The second last table didn't exactly go to plan, and by the time the final table formed my 160K stack was decidedly average. I was still optimistic but it unravelled pretty quickly as the short stacked Gordon Cowan (who played a really good tight aggressive game that ultimately got him second) did unto me what I had done earlier unto Big Mick. First it was folded to me in the SB. With 15K in the middle and Gordon playing very tight with just over 60K behind I'm shipping a very wide range of hands here. I decided that Q7s fitted the bill. Gordon tanked so I knew I was behind if called. He did call and turned over AQs. Flop was Q7x but he received a justice ace on the river. An absence of good spots caused by the aggressive chipleader opening a lot of pots in the seat just ahead of me and me failing to find a decent reshipping hand behind led me to conclude I'd have to take any decent ship that presented itself to get back into it. Folded to me in late position I decided KTs was plenty and shipped in. Gordon quickly reshipped so I knew I was in trouble, and so it proved, my KTs no match for his aces. Again, I'm happy enough with the hand as I think the ship usually gets through. The only argument against shipping there is that Cat was very short behind, but I generally shoot for the win or at least the top spots on final tables rather than worrying too much about the more minor pay jumps early on. Well done to Gordon for a great performance. His game reminds me very much of my own when I first came on the live scene and I hope it continues to bring him success.
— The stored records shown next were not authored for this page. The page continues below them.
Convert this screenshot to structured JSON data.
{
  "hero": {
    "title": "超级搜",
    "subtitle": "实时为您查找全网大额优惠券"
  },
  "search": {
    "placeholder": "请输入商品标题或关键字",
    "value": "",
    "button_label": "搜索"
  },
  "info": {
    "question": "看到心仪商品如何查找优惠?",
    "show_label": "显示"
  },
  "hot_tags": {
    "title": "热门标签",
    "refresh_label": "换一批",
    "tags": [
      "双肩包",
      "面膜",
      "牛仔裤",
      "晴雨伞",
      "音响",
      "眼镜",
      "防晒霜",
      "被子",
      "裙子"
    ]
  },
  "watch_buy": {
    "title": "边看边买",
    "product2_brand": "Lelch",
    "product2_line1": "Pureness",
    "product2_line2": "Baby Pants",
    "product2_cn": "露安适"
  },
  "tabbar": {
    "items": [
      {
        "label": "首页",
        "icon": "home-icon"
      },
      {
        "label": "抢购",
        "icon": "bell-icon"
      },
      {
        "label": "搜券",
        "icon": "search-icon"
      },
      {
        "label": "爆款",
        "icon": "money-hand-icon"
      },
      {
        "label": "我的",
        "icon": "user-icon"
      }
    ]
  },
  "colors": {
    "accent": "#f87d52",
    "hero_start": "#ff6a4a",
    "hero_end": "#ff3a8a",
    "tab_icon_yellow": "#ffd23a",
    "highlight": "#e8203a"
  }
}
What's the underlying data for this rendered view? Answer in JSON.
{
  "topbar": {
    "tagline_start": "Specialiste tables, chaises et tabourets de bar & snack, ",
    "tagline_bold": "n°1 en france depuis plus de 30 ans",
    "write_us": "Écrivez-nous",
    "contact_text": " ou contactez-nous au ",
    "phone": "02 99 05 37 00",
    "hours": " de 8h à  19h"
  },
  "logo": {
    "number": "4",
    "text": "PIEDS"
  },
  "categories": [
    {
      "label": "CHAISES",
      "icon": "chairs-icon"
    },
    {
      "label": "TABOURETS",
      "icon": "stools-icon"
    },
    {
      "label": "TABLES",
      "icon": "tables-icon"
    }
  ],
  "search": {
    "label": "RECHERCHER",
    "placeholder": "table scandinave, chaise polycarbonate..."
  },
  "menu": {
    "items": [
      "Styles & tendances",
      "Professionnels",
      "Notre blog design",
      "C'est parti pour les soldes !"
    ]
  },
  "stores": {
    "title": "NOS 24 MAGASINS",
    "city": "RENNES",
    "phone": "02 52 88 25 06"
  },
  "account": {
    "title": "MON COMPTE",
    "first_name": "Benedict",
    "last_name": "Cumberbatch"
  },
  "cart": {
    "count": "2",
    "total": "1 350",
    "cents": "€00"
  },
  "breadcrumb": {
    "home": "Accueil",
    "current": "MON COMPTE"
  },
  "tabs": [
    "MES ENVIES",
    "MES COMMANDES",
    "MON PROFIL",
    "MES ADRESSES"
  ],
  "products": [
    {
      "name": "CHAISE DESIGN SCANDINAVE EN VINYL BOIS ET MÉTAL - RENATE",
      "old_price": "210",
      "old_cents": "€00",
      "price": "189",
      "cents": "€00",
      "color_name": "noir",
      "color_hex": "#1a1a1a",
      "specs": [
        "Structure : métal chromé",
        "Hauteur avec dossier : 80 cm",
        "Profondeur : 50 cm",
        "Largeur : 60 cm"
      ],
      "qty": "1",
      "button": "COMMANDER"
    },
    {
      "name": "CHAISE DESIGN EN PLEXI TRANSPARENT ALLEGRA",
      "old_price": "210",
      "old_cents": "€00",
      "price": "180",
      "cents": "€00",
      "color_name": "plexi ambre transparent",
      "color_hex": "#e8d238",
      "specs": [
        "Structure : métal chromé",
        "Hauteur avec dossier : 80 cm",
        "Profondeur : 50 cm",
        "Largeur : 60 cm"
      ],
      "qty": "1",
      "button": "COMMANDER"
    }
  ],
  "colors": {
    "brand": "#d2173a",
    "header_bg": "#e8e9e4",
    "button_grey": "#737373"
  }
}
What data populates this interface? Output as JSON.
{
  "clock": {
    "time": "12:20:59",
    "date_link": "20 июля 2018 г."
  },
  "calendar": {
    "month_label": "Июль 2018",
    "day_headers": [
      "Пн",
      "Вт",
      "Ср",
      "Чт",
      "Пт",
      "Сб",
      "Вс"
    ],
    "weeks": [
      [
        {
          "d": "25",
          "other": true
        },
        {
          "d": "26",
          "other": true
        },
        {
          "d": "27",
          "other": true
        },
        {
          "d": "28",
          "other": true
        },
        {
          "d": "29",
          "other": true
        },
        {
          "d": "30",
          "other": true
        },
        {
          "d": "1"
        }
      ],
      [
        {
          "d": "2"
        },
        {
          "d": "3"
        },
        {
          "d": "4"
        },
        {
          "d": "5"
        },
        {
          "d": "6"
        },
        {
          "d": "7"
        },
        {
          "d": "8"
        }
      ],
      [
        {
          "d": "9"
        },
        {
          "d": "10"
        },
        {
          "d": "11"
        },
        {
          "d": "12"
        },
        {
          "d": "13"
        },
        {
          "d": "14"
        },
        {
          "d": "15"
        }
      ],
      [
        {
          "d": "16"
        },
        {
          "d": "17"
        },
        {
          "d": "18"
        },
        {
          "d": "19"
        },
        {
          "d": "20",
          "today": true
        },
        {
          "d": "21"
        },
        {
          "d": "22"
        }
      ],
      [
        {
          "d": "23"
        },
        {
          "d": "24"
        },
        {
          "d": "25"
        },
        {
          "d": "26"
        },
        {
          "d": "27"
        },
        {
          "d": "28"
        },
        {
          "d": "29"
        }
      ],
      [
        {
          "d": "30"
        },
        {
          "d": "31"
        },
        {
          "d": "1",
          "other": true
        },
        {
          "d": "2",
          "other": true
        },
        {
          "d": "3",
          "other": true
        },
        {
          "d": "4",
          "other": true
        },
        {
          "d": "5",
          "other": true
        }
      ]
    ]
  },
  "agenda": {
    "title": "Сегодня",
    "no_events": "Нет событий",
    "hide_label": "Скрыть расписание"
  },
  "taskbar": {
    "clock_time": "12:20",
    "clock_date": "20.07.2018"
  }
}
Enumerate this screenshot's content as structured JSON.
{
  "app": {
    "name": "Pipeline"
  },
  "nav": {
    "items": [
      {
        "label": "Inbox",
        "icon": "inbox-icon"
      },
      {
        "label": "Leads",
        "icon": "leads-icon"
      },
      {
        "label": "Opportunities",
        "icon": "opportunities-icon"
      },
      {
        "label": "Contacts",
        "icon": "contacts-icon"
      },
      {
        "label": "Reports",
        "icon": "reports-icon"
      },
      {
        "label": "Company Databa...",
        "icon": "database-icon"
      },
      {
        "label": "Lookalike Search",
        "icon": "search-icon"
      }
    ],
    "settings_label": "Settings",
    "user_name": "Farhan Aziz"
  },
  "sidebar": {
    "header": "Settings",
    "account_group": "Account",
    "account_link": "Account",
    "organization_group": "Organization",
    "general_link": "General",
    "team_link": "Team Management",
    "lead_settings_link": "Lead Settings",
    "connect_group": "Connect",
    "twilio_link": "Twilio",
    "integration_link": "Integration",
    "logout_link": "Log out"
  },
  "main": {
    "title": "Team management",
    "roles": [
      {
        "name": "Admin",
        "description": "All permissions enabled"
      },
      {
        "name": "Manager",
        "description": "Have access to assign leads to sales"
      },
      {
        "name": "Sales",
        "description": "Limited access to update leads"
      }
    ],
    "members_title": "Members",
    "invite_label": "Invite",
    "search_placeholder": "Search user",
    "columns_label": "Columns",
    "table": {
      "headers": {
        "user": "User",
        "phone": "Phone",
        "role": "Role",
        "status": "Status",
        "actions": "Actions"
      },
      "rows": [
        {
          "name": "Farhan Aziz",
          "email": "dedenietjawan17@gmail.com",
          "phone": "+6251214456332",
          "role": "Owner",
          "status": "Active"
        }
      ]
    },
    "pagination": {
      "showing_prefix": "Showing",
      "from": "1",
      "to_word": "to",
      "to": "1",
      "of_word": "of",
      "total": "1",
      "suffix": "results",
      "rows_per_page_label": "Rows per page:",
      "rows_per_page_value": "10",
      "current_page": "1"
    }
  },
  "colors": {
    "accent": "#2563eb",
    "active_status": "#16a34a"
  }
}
Well done to all who cashed. Sean Prenderville pulled off an astonishing double to win the main event (I co-commentated on the end of the headsup with Big Iain for IPRTV), and my former Irish Poker Radio colleague Liz Mullally played brilliantly to cash in the 150 side event and was very unlucky to exit in the end after a great call which saw her dominating her Ross Houghton's Q6. I lost a race in this early on against one of AllinStevie's crew, Mully. As so often happens, we were chatting away very friendly and before we knew it, we were in a big hand against each other and both stacks about to go into the middle. As Willie Clynes said recently on his blog, it's always easier to accept when your chips go to a good home.



Also, very well done to JP and all his crew. Talking to JP after, he expressed concern at the sharp decline in dealer's tips. JP had a visible tips jar which is a great idea as that way everyone can see what's been left. We're blessed with great dealers in this country who depend on tips to make it worthwhile so don't forget to tip when you get a score. Personally, I think a system where, say, a flat 3% of every prize pool is deducted for dealers would be best, but so long as that is not the case, it's important winning players share the wealth.



I recorded my last IPR radio shows at the weekend with Iain and would like to thank Iain and wish him and Manus continued success in the future with the show which has been a tremendous resource to the Irish poker scene.



Last major live event for me before Vegas is the Nottingham UKIPT. With the uncertainty over travel to this I was hoping Stars would let me transfer the ticket to a later event, but no dice. If I'm honest I'm not really enjoying these UKIPTs in the UK, so this might be my last one.